Description
Fruit Cocktail Cake is a soft, moist dessert packed with fruity goodness and a delightful blend of textures. Perfect for any occasion, it’s easy to make and always a hit with guests. Whether served warm with a scoop of ice cream or chilled with a dollop of whipped cream, this cake is sure to satisfy your sweet tooth.
Ingredients
- 1 can (15 oz) of fruit cocktail (drained, reserving juice)
- 1 ½ cups all-purpose flour
- 1 cup granulated sugar
- 1 tsp baking powder
- ½ tsp baking soda
- ½ tsp salt
- 1 tsp vanilla extract
- 1 large egg
- ½ cup butter (softened)
- 1 cup chopped nuts (walnuts or pecans, optional)
- ½ cup shredded coconut (optional)
Instructions
- Preheat the oven to 350°F (175°C). Grease a 9×13-inch baking dish with butter or non-stick spray.

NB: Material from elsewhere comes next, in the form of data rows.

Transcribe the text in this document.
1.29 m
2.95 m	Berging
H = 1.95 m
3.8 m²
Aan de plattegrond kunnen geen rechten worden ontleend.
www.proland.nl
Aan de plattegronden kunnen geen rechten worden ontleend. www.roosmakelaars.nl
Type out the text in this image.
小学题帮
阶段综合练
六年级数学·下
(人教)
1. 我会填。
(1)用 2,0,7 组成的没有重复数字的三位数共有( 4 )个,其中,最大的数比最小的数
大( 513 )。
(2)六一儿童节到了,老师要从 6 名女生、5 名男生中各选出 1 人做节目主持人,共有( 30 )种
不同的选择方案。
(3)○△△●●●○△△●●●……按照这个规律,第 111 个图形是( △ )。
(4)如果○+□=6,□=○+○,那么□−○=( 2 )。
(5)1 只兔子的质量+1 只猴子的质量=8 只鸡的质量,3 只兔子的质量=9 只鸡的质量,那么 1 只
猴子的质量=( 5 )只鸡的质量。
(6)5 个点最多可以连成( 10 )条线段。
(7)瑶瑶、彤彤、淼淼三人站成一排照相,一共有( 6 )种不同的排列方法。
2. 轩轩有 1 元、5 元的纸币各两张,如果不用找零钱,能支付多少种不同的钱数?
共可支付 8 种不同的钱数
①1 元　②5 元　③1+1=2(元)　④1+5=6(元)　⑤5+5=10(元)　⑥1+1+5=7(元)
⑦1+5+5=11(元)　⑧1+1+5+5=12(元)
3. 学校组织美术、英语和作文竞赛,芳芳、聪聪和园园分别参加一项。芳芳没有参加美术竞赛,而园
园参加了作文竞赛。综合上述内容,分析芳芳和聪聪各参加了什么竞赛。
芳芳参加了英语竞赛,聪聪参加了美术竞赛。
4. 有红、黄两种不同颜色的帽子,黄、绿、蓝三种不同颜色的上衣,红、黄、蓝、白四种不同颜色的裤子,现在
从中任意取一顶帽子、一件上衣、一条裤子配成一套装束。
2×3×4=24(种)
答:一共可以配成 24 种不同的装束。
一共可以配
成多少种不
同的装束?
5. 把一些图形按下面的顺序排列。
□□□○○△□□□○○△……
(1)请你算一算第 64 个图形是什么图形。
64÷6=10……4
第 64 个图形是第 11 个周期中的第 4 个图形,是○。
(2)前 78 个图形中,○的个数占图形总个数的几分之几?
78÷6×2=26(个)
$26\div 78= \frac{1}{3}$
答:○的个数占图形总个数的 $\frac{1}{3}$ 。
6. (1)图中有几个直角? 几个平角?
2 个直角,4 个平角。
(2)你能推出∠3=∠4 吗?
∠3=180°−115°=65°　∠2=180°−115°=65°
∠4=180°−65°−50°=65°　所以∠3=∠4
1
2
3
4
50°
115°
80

- In a medium bowl, whisk together flour, baking powder, baking soda, and salt. Set aside.
- In a large bowl, cream together the butter and sugar until light and fluffy.
- Add the egg and vanilla extract, and mix until well combined.
- Gradually add the dry ingredients, alternating with the reserved fruit cocktail juice, starting and ending with the dry ingredients. Mix until just combined.
- Gently fold in the drained fruit cocktail and chopped nuts (if using).
- Pour the batter into the prepared baking dish and spread it evenly.
- Bake for 30-35 minutes or until a toothpick inserted in the center comes out clean. (If using coconut or extra nuts, sprinkle them on top during the last 10 minutes of baking.)
- Let the cake cool slightly, then serve with whipped cream or ice cream if desired.